I have found both anger and frustration in Zuccotti Park, but it did not prepare me for what I happened upon last night when the sun went down. Wandering among the protesters, away from the chain of malcontents which forms a permanent fence around the park, I met a new character, one whose role in the movement has hitherto been obfuscated by the shouting: his name is Sadness. Speak to those in the vanguard for more than a few seconds and the topic will inexorably veer sharply into moon-bat territory — 9/11 “truth,” Jewish conspiracies, sorcery, fantasies of mass execution, a New World Order — but, in the beating heart of the commune, my interlocutors wanted instead to talk about loss.
This was less funny, and entirely devoid of the oddness which permeates the boundary. One woman had lost her son to a car accident, another her husband and house to divorce. A younger man was grieving for his brother, who had shot himself. Others had less dramatic tales, but there were many more stories of hurt and heartbreak and alienation than one would usually encounter. Most of these tragedies, by admission of their narrators, have very little to do with Wall Street; but the sudden grouping of people united by anger, upset, and frustration have provided a sort of homecoming for the bereaved that has proved irresistible.

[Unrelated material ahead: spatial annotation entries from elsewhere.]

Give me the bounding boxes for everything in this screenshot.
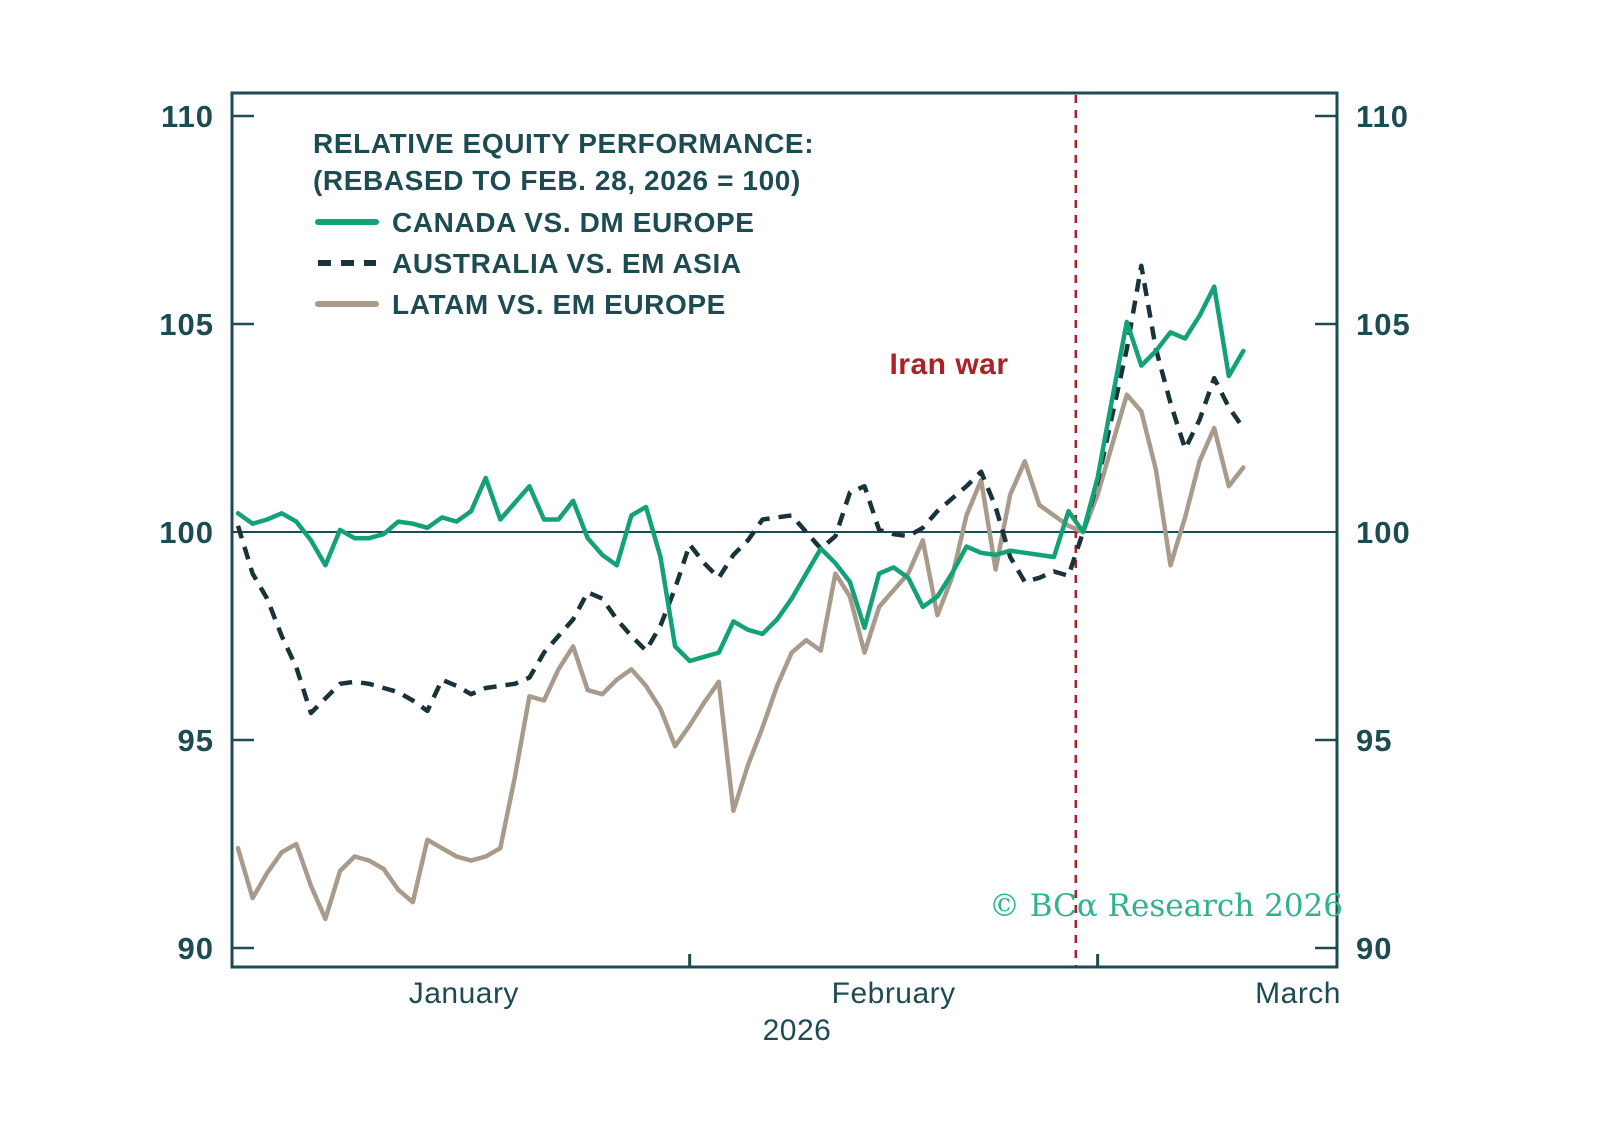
y-tick-label-left: 95 — [178, 723, 214, 758]
series-line-australia-vs-em-asia — [235, 263, 1246, 716]
chart-subtitle: (REBASED TO FEB. 28, 2026 = 100) — [313, 165, 801, 196]
axes: 90 90 95 95 100 100 105 105 110 110 January Februar… — [159, 99, 1411, 1010]
x-month-label: January — [409, 977, 519, 1010]
series-line-latam-vs-em-europe — [235, 392, 1246, 922]
legend-label-australia: AUSTRALIA VS. EM ASIA — [392, 248, 742, 279]
x-axis-year-label: 2026 — [763, 1014, 832, 1047]
plot-frame — [230, 91, 1339, 969]
y-tick-label-right: 100 — [1356, 515, 1411, 550]
legend: RELATIVE EQUITY PERFORMANCE: (REBASED TO… — [313, 128, 814, 320]
legend-label-latam: LATAM VS. EM EUROPE — [392, 289, 726, 320]
plot-series — [235, 263, 1246, 922]
x-month-label: March — [1255, 977, 1341, 1010]
chart-title: RELATIVE EQUITY PERFORMANCE: — [313, 128, 814, 159]
x-month-label: February — [832, 977, 956, 1010]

A sign adorning a tree hints at the group therapy on offer: “For the first time in my life, I feel at home.” One should never underestimate the cathartic properties of shared grievance, or of putting a name and face on the world’s problems. Misguided in its direction it may be, but it should not be ignored. On my way home, I found a public telephone with a handwritten note taped to its side. “Call me on this number,” it read. “I’m lonely and I’ll talk about anything.” Perhaps its author should head down to lower Manhattan.